How Did this Language Become Usable for Statistical Computing?
R is a GNU based project that is similar to the S language developed by John Chambers and colleagues at Bell Laboratories. R programming is a computer language used for different statistical and graphical techniques including classical statistical tests, classification, clustering, linear and nonlinear modelling, etc. There could be various reasons behind using the R language for statistical computing and graphics. The top three reasons are explained below:
Free and open-source
There are few programming languages that charge a high amount to use them but R programming is open-source and free to download. This language is licensed by the GNU General Public License. Moreover, most R programming packages work under the same license, thus it can be used even in commercial applications.
R language supports all the platforms such as Linux, Windows, and Mac. For example – if you write code on one platform, you will be easily accessible to port it to another platform easily without any hurdles. Cross-platform interoperability can is an important feature behind using R for statistical computing and graphics.
R is popular and still increasing popularity
R programming language is one of the top 5 most used languages in the field of data science and machine learning. According to IEEE top programming languages 2019 report, R is ranked 5th after Python, Java, C, and C++.
Applications of R Programming in Real-World
R is one of the best pioneering tools being used by various companies and brands such as Bing, Accenture, Facebook, Google, etc. The applications of R is not just restricted to a single sector, it can be seen that R is being used in banking, finance, e-commerce, and other sectors as well. So, let’s read about them below:
As we have discussed above that R is one of the most popular and advanced programming languages used in industries like data science, machine learning, etc.

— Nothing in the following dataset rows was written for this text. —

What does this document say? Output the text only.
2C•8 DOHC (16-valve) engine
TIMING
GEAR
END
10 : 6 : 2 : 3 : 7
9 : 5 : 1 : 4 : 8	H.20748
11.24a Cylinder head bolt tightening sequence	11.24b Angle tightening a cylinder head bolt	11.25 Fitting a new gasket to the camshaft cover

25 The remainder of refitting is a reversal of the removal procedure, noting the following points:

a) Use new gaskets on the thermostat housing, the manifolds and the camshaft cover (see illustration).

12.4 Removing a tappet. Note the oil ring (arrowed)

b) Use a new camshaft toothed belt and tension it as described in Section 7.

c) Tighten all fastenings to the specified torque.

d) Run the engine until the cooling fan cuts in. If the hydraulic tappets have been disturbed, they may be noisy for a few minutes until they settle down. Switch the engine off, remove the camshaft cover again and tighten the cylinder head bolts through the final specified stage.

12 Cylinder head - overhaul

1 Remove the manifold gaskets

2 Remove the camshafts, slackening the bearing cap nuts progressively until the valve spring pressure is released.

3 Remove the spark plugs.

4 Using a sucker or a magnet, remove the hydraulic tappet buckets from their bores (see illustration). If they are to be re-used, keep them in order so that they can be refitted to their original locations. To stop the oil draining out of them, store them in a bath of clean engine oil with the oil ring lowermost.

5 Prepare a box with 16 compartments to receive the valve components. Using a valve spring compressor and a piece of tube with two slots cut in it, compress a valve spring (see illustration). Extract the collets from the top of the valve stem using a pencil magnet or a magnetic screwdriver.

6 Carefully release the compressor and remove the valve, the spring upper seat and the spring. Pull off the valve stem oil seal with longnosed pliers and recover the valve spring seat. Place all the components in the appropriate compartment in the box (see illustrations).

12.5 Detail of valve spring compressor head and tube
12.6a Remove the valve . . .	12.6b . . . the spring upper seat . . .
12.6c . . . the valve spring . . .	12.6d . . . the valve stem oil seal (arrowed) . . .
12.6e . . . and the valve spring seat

R comes with a rich package including over 9100 packages. With the use of different R syntax, researchers are allowed to quickly import, analyse, and clean data from different resources. It also allows users to create a chart that can help plot data and create exciting visualisations.
Students who want to begin their career in R and Data Science, social media can be a data playground for them. Platforms like Sentiment Analysis and other types of social media data mining are the examples of statistical tools utilised by R. Social Media can be a challenging field for Data Science because the established data on social media sites is amorphous.
Manufacturing companies like Modelez, Ford, and John Deere are utilising R to examine their customer’s sentiment. The use of R helps manufacturing companies to optimise products as per their consumer interests and market demand. Moreover, using R reduces production costs and enhances profits.
The use of R in the healthcare industry is in great demand as it helps crunch data and information process and gives an essential backdrop for data processing and analysis. Additionally, R is being widely used in the processing of advanced drug discovery to perform activities like pre-clinical trials, examining the drug-safety data, and more.